Since your swim, bike, and run sessions are going to be a bit shorter, you should have some extra time for the gym for the roughly eight weeks of base training. If time is still tight or you'd rather not spend time in the gym, you can perform sport-specific strength work in the pool, on the bike and run. How? Create drag by incorporating paddle and band work in the pool, low cadence/hill work on the bike, and hills on the run.
How should I fuel my workouts?
As you get back into some unstructured training, remember that you don't need to fuel every session like you're in the middle of a multi-hour training week. For sessions lasting less than 60 minutes, there's no need to fuel, just drink water.
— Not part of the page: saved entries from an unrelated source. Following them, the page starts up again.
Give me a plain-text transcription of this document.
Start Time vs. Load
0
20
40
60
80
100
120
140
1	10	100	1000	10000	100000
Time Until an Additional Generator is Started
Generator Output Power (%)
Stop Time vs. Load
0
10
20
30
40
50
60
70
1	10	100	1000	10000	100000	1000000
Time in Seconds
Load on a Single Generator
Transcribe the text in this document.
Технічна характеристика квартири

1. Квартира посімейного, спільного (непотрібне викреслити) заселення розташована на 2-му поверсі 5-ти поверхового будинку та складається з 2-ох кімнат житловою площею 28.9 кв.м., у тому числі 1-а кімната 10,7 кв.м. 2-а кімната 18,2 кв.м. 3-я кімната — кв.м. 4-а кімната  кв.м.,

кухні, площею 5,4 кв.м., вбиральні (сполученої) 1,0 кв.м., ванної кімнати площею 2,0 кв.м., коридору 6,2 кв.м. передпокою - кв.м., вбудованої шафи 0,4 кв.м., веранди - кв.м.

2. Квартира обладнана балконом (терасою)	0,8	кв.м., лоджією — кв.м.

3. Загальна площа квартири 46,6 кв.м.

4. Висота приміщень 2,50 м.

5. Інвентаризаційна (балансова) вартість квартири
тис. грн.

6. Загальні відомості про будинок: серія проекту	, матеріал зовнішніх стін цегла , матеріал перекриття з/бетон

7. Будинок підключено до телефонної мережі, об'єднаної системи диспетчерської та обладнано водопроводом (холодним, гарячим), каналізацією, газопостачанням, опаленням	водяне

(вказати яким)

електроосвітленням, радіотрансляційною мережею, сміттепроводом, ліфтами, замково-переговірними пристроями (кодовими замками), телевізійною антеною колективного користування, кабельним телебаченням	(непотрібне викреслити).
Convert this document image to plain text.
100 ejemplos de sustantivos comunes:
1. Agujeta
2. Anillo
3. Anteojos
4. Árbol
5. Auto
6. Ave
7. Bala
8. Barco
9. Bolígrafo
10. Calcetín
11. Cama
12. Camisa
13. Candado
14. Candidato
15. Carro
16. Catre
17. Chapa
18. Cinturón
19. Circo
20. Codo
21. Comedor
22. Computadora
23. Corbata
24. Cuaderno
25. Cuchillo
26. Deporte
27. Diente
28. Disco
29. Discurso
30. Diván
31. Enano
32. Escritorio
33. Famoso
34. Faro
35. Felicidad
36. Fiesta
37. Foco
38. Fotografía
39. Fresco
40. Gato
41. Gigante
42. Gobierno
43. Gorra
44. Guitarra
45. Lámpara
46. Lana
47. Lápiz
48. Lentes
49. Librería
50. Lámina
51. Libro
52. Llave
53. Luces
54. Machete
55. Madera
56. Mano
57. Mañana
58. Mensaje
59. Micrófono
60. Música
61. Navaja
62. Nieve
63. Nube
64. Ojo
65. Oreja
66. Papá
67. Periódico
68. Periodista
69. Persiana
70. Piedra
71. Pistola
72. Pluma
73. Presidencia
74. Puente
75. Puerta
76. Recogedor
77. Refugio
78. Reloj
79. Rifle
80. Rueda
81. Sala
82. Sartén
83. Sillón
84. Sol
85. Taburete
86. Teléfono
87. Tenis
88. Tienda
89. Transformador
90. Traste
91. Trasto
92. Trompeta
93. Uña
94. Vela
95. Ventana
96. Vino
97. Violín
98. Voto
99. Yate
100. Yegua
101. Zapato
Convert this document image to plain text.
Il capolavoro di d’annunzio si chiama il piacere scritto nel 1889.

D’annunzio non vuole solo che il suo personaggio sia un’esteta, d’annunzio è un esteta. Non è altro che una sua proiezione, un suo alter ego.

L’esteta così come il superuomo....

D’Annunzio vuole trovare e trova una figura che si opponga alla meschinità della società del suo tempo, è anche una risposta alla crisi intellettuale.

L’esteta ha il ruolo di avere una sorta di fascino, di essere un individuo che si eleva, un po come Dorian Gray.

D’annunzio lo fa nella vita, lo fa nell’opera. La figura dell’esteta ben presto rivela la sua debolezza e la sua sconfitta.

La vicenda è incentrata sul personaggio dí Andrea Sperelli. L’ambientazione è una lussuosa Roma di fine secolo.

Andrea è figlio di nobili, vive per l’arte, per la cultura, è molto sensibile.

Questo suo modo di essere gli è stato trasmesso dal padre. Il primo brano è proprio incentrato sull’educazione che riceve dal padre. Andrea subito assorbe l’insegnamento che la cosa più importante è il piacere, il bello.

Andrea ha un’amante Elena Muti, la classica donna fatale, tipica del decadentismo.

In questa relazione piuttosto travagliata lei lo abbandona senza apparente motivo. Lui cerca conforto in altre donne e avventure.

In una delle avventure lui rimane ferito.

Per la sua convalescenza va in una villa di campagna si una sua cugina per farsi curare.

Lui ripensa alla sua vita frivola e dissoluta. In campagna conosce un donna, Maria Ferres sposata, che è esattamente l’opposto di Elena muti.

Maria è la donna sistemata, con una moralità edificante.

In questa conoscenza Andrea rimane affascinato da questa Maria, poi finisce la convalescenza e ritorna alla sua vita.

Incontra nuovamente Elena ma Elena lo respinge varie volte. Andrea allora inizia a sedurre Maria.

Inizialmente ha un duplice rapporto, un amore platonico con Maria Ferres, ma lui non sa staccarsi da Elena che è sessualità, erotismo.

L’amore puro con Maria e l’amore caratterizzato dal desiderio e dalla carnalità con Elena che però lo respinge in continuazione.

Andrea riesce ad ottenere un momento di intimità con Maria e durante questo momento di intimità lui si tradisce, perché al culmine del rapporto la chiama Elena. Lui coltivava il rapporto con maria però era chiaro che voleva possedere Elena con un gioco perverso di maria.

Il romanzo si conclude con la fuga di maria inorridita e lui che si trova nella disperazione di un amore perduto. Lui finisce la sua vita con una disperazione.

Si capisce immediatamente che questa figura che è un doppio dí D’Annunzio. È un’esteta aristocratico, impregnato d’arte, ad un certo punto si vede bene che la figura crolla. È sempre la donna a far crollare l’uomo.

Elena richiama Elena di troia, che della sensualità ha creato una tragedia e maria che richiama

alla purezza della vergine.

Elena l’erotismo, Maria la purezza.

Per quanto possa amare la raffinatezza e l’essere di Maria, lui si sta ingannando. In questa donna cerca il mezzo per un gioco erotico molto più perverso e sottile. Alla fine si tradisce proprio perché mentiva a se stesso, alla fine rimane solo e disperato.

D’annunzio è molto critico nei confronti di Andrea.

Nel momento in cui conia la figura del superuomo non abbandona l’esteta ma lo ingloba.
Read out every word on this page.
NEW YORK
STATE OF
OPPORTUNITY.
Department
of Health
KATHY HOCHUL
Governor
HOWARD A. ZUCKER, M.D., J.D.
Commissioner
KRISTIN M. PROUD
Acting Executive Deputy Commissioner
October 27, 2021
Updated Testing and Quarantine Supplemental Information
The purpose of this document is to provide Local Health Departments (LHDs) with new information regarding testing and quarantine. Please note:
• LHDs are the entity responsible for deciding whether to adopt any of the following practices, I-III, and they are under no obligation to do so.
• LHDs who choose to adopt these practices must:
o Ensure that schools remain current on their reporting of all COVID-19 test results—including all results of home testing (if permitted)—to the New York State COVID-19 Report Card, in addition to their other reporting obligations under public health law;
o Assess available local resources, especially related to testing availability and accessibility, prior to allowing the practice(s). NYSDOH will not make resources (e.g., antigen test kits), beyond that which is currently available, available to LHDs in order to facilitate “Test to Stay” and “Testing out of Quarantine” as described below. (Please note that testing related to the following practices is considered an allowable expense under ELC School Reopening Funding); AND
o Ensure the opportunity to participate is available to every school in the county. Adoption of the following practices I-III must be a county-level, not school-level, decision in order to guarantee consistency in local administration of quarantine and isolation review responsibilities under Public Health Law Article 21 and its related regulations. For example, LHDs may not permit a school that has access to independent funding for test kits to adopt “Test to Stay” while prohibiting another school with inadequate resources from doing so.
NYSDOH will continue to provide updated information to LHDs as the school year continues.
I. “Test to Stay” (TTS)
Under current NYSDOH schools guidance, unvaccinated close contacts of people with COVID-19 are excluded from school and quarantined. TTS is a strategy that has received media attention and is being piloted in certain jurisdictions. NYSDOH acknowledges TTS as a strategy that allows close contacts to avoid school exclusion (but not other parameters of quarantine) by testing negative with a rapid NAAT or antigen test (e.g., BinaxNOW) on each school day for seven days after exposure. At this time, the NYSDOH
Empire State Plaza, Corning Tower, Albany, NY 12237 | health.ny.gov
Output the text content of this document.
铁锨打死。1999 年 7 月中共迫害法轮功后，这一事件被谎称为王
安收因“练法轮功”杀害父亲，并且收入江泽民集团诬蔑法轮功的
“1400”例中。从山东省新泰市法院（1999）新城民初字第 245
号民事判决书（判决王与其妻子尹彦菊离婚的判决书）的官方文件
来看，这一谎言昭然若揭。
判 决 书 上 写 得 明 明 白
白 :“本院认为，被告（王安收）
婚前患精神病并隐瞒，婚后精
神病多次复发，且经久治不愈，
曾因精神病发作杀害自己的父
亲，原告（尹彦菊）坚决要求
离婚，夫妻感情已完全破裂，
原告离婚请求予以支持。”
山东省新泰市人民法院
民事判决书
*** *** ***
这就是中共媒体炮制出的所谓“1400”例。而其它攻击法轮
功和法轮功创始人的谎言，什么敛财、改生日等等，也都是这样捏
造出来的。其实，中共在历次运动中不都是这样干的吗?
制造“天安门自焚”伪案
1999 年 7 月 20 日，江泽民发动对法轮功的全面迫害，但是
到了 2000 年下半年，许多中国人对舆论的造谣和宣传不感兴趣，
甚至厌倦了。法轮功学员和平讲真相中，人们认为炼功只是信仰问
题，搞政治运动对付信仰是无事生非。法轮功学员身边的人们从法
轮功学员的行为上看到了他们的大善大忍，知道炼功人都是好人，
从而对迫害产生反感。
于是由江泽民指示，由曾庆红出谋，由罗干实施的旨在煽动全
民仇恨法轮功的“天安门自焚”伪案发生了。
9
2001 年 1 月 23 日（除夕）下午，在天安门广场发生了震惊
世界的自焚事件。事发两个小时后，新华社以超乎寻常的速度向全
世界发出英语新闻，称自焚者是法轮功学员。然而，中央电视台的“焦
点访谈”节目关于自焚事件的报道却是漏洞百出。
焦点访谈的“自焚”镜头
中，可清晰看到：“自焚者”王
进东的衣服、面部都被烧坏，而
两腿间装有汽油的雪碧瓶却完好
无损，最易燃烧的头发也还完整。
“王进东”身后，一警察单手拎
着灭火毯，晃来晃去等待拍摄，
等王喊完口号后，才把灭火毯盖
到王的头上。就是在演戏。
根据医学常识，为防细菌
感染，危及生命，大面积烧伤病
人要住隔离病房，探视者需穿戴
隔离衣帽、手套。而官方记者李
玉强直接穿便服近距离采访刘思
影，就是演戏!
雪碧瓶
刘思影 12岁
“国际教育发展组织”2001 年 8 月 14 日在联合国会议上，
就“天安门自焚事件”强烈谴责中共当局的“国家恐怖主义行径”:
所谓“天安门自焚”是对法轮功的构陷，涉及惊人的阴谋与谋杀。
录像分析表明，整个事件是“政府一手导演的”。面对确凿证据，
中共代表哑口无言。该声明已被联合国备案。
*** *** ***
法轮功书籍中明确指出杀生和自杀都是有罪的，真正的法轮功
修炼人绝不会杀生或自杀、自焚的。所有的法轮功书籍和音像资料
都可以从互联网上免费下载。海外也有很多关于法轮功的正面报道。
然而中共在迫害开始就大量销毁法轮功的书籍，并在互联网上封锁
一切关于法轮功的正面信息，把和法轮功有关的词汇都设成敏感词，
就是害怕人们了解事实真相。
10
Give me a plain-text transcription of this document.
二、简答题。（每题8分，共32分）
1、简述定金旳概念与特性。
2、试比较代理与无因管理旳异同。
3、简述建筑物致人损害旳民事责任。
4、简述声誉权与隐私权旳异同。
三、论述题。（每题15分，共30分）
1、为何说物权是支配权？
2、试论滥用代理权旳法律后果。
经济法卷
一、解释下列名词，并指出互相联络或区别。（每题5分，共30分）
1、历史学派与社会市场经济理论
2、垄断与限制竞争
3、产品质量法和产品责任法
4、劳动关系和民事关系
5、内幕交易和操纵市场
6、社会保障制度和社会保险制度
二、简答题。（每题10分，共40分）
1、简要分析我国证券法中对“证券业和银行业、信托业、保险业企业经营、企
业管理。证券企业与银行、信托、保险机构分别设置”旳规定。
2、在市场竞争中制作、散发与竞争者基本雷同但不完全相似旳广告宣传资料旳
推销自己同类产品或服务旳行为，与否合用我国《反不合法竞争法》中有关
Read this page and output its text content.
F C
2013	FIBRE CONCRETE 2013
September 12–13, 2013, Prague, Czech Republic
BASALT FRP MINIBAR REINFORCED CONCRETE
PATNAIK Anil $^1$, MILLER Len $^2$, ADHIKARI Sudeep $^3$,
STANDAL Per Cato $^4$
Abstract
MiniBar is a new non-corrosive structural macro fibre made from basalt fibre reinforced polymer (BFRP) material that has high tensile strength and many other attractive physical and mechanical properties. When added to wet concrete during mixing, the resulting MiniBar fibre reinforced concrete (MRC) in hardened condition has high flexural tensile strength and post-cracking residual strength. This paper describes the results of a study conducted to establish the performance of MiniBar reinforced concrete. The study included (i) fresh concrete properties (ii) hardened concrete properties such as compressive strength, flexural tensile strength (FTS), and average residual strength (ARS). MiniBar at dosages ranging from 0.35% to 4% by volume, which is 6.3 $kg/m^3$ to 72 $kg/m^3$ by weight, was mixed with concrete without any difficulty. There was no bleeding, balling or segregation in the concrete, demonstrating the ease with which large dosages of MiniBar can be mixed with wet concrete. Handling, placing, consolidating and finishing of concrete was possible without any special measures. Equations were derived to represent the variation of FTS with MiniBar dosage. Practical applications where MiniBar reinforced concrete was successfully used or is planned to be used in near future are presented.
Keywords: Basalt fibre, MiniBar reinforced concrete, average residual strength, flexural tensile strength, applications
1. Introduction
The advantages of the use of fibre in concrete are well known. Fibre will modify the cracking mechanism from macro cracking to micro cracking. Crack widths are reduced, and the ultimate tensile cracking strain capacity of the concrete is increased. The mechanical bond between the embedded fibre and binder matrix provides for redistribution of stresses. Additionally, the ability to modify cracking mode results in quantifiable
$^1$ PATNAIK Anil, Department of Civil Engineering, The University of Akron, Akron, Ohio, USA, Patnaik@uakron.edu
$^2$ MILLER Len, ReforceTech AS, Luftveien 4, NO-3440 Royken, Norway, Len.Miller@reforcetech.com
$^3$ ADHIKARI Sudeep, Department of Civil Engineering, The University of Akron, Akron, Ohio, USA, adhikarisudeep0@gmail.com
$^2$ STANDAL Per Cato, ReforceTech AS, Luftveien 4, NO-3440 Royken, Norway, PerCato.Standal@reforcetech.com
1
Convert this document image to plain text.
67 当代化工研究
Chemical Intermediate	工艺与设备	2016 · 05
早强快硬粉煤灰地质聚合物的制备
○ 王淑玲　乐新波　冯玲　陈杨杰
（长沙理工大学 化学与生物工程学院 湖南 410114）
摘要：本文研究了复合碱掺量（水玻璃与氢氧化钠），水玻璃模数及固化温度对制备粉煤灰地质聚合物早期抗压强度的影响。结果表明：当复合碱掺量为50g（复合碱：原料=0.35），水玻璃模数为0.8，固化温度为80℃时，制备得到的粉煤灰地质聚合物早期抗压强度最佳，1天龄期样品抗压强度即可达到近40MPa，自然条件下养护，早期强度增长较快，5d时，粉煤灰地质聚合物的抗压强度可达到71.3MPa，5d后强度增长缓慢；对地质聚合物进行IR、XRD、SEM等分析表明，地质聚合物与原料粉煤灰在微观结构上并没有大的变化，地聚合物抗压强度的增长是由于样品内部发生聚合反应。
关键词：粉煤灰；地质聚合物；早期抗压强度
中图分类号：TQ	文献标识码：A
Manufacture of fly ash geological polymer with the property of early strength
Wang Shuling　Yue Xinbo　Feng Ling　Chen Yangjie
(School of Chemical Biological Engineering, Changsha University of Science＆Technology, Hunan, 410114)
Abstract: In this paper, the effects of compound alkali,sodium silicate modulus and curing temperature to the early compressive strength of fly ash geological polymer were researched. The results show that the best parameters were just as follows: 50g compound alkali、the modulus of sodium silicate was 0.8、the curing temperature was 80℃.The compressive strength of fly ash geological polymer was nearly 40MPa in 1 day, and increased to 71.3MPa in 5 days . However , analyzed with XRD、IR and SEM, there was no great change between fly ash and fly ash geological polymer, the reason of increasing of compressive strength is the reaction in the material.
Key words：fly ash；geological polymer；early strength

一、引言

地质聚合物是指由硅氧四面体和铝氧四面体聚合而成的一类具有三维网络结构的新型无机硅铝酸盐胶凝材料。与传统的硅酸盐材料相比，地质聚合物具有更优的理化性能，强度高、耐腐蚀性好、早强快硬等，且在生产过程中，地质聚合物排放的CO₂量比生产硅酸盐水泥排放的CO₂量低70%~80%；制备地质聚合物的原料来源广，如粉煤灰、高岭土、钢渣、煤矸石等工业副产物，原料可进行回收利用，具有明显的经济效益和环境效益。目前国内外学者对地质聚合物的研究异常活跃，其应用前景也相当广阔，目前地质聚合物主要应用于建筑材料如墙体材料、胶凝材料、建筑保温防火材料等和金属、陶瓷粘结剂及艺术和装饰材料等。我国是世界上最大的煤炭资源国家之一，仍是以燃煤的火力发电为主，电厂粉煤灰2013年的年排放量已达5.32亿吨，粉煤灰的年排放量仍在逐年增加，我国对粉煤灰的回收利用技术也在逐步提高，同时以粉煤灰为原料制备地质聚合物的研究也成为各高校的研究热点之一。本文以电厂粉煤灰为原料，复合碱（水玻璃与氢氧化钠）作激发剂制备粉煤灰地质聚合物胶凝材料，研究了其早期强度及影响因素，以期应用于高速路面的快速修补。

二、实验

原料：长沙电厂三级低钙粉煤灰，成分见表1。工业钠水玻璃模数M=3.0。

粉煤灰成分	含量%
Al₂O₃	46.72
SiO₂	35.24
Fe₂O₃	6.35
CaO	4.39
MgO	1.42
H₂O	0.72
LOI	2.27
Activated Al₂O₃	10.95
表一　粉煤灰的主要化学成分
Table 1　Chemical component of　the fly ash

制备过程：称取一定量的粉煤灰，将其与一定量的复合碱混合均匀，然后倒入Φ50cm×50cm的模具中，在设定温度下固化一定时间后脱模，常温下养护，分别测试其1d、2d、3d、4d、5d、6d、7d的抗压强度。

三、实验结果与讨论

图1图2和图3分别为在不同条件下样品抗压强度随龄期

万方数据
For longer sessions (2 hours or more) try to incorporate real food by giving your body a break from the gels, blocks, and bars and eat foods like nuts, bananas, grapes, dried fruit or really anything unpackaged to give your teeth and stomach a nice break from all the processed fuel you're used to. Be mindful that as your training load decreases, so does your caloric demand. You still need pre- and post-session calories, but you don't need that heaping glob of nut butter in your smoothie.
Jason Lentzke is a triathlon coach and owner of Toro Performance in Phoenix, AZ.